Dance Appreciation, General Education Course
An examination of dance as an art and form of multicultural expression, ritual, and tradition in which students develop a shared language of dance critique and apply aesthetic interpretations and critical evaluations to recorded and live performance.
This course familiarizes the student with practices, philosophies, terminologies, styles of dance, and careers in dance, as well as dance’s relationship to other art forms. Dance and culture are explored through lectures, readings, recordings, journaling, discussion, and experiential dance activities. This is a lab and seminar course of designed practice, investigation, viewership, and fundamental aesthete building. Expected is attention to detail in a physical and emotional capacity. Coursework is passionately dedicated to a particular bent on race, culture context, and emancipatory lenses. Students can expect to step outside their comfort zone in order to develop a striking point of view and deeper understanding of the self. Semester’s end usually reveals a responsibility to arts advocacy from a decidedly different stance than the beginning.
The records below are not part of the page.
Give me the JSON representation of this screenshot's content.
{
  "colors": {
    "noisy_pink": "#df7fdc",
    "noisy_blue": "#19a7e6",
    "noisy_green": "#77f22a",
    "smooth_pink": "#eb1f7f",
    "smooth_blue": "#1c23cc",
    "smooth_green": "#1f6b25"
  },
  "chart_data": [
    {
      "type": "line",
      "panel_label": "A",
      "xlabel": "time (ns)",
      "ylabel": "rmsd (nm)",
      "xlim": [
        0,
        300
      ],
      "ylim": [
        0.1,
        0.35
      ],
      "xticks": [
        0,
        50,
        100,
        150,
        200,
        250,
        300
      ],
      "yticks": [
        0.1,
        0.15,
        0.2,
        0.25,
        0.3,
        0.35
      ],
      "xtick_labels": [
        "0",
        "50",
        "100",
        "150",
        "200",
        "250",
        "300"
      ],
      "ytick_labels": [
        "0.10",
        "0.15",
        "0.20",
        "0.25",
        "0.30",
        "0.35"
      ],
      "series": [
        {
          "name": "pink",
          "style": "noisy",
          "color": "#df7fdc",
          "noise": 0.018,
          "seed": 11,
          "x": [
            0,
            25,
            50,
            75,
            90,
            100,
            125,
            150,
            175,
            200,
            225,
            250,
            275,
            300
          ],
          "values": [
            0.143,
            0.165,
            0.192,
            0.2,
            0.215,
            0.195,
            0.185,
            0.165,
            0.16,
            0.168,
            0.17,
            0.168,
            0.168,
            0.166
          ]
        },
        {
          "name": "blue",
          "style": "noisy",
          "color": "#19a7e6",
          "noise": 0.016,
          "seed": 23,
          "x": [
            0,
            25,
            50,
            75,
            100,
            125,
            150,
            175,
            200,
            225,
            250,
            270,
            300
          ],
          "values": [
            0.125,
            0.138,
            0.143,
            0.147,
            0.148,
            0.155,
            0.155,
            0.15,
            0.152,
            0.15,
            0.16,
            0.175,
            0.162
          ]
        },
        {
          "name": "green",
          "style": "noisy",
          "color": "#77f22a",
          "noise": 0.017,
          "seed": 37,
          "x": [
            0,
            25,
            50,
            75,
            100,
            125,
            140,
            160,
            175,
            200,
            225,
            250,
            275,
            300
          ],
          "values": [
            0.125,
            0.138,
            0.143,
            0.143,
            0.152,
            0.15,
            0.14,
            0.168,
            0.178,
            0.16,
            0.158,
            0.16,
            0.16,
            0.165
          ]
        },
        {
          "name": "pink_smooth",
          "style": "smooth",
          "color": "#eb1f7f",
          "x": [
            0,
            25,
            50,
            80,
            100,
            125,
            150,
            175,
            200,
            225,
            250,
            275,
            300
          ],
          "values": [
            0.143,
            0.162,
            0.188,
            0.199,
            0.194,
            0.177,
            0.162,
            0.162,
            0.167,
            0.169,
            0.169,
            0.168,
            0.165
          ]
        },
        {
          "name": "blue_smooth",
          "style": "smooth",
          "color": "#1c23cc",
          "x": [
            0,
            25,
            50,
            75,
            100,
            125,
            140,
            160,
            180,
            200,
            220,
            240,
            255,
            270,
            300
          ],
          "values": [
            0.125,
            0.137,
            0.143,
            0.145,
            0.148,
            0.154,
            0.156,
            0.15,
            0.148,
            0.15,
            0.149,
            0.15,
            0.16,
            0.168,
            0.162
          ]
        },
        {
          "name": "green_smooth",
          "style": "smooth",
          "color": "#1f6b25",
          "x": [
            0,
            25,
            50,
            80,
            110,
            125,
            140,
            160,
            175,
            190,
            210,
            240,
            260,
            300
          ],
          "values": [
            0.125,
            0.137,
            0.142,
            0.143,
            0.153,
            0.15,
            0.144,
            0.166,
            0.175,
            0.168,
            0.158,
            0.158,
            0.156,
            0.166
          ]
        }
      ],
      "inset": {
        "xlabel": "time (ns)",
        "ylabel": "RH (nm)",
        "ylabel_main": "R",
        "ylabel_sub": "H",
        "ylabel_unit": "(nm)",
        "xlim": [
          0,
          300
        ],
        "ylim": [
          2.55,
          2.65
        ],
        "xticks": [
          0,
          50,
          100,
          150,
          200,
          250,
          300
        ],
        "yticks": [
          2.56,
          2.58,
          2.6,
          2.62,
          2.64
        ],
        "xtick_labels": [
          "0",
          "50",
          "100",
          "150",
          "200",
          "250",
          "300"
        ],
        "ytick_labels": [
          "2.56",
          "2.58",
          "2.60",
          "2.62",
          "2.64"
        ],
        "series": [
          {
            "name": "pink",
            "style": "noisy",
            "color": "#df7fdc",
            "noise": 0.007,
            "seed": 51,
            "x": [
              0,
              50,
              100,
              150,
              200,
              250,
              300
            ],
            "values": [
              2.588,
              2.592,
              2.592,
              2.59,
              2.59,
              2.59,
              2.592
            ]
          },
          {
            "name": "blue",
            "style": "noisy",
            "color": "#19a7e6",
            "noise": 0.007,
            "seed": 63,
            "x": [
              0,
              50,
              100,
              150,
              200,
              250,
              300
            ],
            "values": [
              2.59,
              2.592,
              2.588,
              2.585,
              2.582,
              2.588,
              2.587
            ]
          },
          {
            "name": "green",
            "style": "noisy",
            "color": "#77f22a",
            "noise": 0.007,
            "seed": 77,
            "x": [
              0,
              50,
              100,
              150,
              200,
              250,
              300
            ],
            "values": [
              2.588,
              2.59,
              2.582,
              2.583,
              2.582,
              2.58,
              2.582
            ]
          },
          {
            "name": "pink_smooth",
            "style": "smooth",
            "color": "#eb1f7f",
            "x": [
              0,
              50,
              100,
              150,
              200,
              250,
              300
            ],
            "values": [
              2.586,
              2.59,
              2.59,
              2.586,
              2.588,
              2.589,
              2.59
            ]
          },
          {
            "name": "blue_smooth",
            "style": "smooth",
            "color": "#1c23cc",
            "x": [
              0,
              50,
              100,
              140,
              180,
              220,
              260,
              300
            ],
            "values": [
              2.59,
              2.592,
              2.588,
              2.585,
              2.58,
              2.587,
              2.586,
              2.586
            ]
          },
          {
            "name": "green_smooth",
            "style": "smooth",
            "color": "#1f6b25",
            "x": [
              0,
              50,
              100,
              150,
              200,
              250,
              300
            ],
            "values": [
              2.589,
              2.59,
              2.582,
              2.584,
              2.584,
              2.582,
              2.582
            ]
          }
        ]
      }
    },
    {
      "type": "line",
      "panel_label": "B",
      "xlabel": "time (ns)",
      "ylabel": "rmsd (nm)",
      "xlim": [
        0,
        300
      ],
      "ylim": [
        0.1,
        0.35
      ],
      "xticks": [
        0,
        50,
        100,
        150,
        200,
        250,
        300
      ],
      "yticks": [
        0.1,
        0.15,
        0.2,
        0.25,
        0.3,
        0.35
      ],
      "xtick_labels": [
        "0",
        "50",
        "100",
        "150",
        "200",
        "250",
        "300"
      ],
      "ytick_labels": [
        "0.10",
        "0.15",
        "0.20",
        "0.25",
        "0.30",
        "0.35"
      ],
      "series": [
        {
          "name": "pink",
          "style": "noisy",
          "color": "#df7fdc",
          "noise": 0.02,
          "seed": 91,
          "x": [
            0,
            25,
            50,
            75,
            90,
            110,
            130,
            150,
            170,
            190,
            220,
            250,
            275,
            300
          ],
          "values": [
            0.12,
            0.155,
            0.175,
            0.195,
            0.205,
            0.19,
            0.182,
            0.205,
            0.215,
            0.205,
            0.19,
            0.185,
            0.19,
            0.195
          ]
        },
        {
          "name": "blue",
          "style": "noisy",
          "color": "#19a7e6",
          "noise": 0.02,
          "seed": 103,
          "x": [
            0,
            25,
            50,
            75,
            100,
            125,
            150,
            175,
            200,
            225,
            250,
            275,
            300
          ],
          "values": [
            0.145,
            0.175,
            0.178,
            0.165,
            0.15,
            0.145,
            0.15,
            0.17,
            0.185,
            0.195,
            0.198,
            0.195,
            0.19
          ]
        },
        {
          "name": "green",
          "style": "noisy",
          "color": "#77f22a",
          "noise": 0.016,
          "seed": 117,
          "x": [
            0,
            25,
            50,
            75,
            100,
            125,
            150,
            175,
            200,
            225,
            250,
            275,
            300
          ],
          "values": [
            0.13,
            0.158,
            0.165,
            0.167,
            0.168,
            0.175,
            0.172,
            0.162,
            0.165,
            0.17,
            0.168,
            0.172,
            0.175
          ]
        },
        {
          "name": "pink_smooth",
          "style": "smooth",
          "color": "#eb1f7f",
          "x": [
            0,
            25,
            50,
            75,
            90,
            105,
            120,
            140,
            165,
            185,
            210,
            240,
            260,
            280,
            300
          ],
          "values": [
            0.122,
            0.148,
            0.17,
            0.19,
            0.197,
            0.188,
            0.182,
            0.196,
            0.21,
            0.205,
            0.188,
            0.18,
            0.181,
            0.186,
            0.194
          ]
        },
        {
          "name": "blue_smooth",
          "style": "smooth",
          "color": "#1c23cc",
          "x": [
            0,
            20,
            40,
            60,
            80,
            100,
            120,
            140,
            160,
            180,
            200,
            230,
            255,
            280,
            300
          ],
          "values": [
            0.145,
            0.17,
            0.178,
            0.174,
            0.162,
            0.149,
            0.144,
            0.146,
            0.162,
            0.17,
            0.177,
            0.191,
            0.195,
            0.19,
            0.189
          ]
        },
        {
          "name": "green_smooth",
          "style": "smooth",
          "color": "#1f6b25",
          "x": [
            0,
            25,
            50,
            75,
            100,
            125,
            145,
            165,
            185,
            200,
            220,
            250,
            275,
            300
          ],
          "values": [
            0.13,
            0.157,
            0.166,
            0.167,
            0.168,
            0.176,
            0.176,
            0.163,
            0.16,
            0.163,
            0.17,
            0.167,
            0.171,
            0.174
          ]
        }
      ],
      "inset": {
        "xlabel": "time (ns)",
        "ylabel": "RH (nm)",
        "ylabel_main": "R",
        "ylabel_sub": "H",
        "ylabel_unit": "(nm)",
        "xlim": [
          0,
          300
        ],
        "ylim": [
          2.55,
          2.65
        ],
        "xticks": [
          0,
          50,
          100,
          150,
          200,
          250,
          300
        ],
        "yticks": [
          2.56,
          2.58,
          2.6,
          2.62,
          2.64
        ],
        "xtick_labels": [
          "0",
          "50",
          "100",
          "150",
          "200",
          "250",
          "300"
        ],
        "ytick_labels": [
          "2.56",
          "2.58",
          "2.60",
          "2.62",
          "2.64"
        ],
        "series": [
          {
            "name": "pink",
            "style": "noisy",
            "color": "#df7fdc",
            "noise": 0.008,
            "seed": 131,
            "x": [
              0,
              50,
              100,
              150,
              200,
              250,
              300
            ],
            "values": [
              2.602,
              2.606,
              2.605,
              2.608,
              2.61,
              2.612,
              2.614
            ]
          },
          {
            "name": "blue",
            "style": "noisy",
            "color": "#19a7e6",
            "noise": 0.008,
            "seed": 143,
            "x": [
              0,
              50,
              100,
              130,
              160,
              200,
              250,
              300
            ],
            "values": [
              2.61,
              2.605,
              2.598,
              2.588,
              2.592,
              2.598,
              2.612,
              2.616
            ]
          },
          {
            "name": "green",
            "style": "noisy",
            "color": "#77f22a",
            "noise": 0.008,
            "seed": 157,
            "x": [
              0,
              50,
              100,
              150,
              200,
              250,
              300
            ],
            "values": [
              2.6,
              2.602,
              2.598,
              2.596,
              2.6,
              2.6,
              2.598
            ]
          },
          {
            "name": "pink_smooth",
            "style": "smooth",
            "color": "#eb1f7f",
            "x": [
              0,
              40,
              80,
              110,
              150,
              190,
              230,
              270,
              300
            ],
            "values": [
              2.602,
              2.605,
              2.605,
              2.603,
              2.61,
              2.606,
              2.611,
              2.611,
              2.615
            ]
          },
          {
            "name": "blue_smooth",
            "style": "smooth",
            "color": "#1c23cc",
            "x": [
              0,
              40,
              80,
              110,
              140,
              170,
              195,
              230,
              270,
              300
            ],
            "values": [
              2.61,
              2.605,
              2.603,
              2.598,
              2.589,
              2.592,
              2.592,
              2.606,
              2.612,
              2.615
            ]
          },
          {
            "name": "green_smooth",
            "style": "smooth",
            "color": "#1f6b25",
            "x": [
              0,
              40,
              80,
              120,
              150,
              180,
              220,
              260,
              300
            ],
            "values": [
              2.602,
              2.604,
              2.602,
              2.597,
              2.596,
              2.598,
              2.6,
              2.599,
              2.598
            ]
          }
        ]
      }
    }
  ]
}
Creative Movement for the Youngest Dancer
Ballet Barre exercises are taught in the center so that training immediately establishes stabilization by pushing though the floor and finding efficient alignment. I teach my youngest dancers how to navigate the balancing act of weight shift, length, and creative freedom with a distinct mixture of structured exercises and imaginative movement activities. Combining ballet structure and creative movement provides a framework for teaching the basics in which each Dancer learns the technical tools necessary to express individual voice and variation. A 60-minute class includes: community beginning, stretches, barre(less) exercises, and across the floor movements. Every third exercise calls for creative expression – sometimes spontaneous, sometimes particularly directed. Half way through, the class participates in a group activity with performer/audience sharing. The last portion of class is dedicated to an ongoing piece of ballet choreography, as well as 10 minutes of tap to teach rhythm and speed.
Youth Community Engagement
I have been working with youth outreach programs since 2000. I started as an arts educator for California’s Central Valley elementary schools. I moved onto free afterschool workshops for underserved youth in Berlin, Germany and New Delhi, India. My recent work brings avant-garde arts education to disenfranchised youth in Title-1 schools. I believe the boundary-pushing content of performance art, combined with the discipline of dance practice, can elicit shift and change. I am passionate about opening the box, and inviting young minds to step outside.